The Sandinista government and the CSE insist their critics are just fussing. The official narrative is that the process was a total success and that everything transpired with complete order, transparency and full participation from a cheerful and optimistic citizenry.
Julio Acuña, the CSE’s director of political party affairs, said some 700,000 voters participated in the two-day verification process, which incorporated some 80,000 new voters into the registries. CSE chief Roberto Rivas then set the record straight by clarifying—with his characteristic love for statistical exactitude—that 910,659 of Nicaragua’s 3,604,178 registered voters participated in the verification, or 25.27% of all voters. (The percentage might have been slightly more, but unfortunately Rivas only reported it to the hundredth decimal unit. Either way, it was a remarkable show arithmetical precision and efficiency for a man who still hasn’t announced the final vote count from the 2006 presidential elections).
“We have to remember that in the municipal elections, the level of participation is always relatively lower than in the national elections; plus, we just had an electoral process nine months ago and a lot of citizens already know where they vote, so I think this has been a success,” Rivas said.
Opposition politician Mauricio Diaz, a lawmaker in the Central American Parliament (PARLACEN) and the PLI’s spokesman for the verification process, says the weekend polling was “only a success for President Ortega and his one-party model of government.”
“The CSE has no credibility; they say whatever they want and they are not subject to any scrutiny,” Diaz told The Nicaragua Dispatch. “They have become a factory that produces statistics, but not ones that correspond with reality.”
According to the Institute for Development and Democracy (IPADE), which monitored last weekend’s verification process, the CSE’s claim of 25% participation implies that there were even more people participating in the municipal verification than in last year’s national election verification—in other words, the exact opposite of what Rivas said.
IPADE monitored 700 voting stations in 110 municipalities and is still carefully tallying its numbers, which will be presented Wednesday in a full report.
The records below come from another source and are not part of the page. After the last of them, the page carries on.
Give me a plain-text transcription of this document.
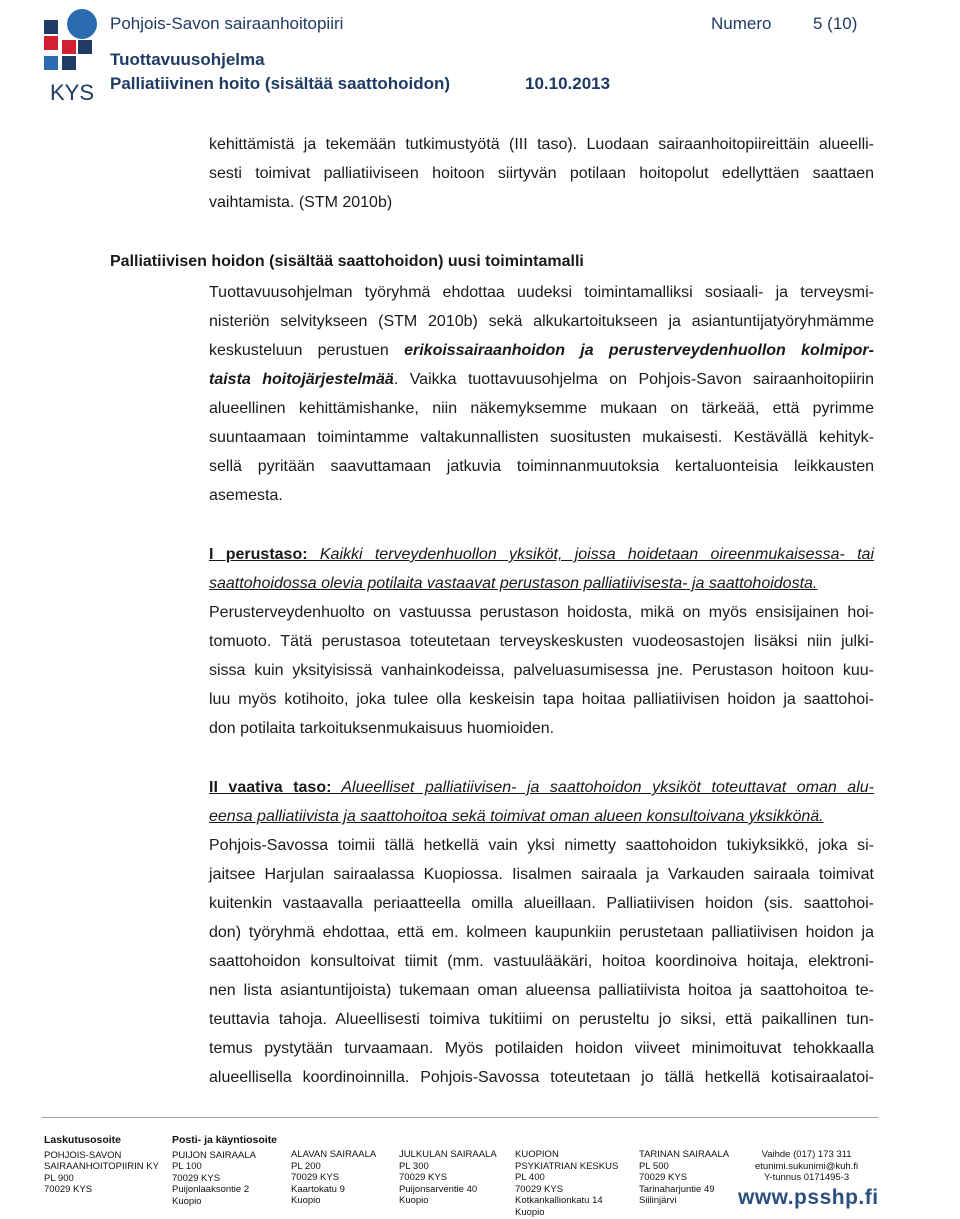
KYS
Pohjois-Savon sairaanhoitopiiri	Numero 5 (10)
Tuottavuusohjelma
Palliatiivinen hoito (sisältää saattohoidon)	10.10.2013
kehittämistä ja tekemään tutkimustyötä (III taso). Luodaan sairaanhoitopiireittäin alueelli-
sesti toimivat palliatiiviseen hoitoon siirtyvän potilaan hoitopolut edellyttäen saattaen
vaihtamista. (STM 2010b)
Palliatiivisen hoidon (sisältää saattohoidon) uusi toimintamalli
Tuottavuusohjelman työryhmä ehdottaa uudeksi toimintamalliksi sosiaali- ja terveysmi-
nisteriön selvitykseen (STM 2010b) sekä alkukartoitukseen ja asiantuntijatyöryhmämme
keskusteluun perustuen erikoissairaanhoidon ja perusterveydenhuollon kolmipor-
taista hoitojärjestelmää. Vaikka tuottavuusohjelma on Pohjois-Savon sairaanhoitopiirin
alueellinen kehittämishanke, niin näkemyksemme mukaan on tärkeää, että pyrimme
suuntaamaan toimintamme valtakunnallisten suositusten mukaisesti. Kestävällä kehityk-
sellä pyritään saavuttamaan jatkuvia toiminnanmuutoksia kertaluonteisia leikkausten
asemesta.
I perustaso: Kaikki terveydenhuollon yksiköt, joissa hoidetaan oireenmukaisessa- tai
saattohoidossa olevia potilaita vastaavat perustason palliatiivisesta- ja saattohoidosta.
Perusterveydenhuolto on vastuussa perustason hoidosta, mikä on myös ensisijainen hoi-
tomuoto. Tätä perustasoa toteutetaan terveyskeskusten vuodeosastojen lisäksi niin julki-
sissa kuin yksityisissä vanhainkodeissa, palveluasumisessa jne. Perustason hoitoon kuu-
luu myös kotihoito, joka tulee olla keskeisin tapa hoitaa palliatiivisen hoidon ja saattohoi-
don potilaita tarkoituksenmukaisuus huomioiden.
II vaativa taso: Alueelliset palliatiivisen- ja saattohoidon yksiköt toteuttavat oman alu-
eensa palliatiivista ja saattohoitoa sekä toimivat oman alueen konsultoivana yksikkönä.
Pohjois-Savossa toimii tällä hetkellä vain yksi nimetty saattohoidon tukiyksikkö, joka si-
jaitsee Harjulan sairaalassa Kuopiossa. Iisalmen sairaala ja Varkauden sairaala toimivat
kuitenkin vastaavalla periaatteella omilla alueillaan. Palliatiivisen hoidon (sis. saattohoi-
don) työryhmä ehdottaa, että em. kolmeen kaupunkiin perustetaan palliatiivisen hoidon ja
saattohoidon konsultoivat tiimit (mm. vastuulääkäri, hoitoa koordinoiva hoitaja, elektroni-
nen lista asiantuntijoista) tukemaan oman alueensa palliatiivista hoitoa ja saattohoitoa te-
teuttavia tahoja. Alueellisesti toimiva tukitiimi on perusteltu jo siksi, että paikallinen tun-
temus pystytään turvaamaan. Myös potilaiden hoidon viiveet minimoituvat tehokkaalla
alueellisella koordinoinnilla. Pohjois-Savossa toteutetaan jo tällä hetkellä kotisairaalatoi-
Laskutusosoite
POHJOIS-SAVON
SAIRAANHOITOPIIRIN KY
PL 900
70029 KYS
Posti- ja käyntiosoite
PUIJON SAIRAALA
PL 100
70029 KYS
Puijonlaaksontie 2
Kuopio
ALAVAN SAIRAALA
PL 200
70029 KYS
Kaartokatu 9
Kuopio
JULKULAN SAIRAALA
PL 300
70029 KYS
Puijonsarventie 40
Kuopio
KUOPION
PSYKIATRIAN KESKUS
PL 400
70029 KYS
Kotkankallionkatu 14
Kuopio
TARINAN SAIRAALA
PL 500
70029 KYS
Tarinaharjuntie 49
Siilinjärvi
Vaihde (017) 173 311
etunimi.sukunimi@kuh.fi
Y-tunnus 0171495-3
www.psshp.fi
Their preliminary data, however, show that the level of participation was perhaps closer to the 10% cited by the PLI.
“Turnout was very low; in Matagalpa, for example, it was only 10%,” says IPADE director Mauricio Zúñiga. “We are still processing all the data, but the preliminary numbers suggest turnout was much less than the 18% from last year’s national election verification.”
Zúñiga said the CSE is trying its hardest to present an image of normalcy and institutional order, but in reality the electoral system—a residual and unfortunate survivor of “el pacto”—is an anachronistic mess.
“We are still paying the consequences of el pacto; there is no institutional credibility and no interest in reforming the system,” Zúñiga told The Nicaragua Dispatch. “The whole election process is enveloped in a great lack of confidence. The conditions are the same as they were before and there is no sign that transparency will improve. The opposition parties are going into this election with the same rules as before—they couldn’t even negotiate minimal levels of equality, transparency or representation in the CSE.”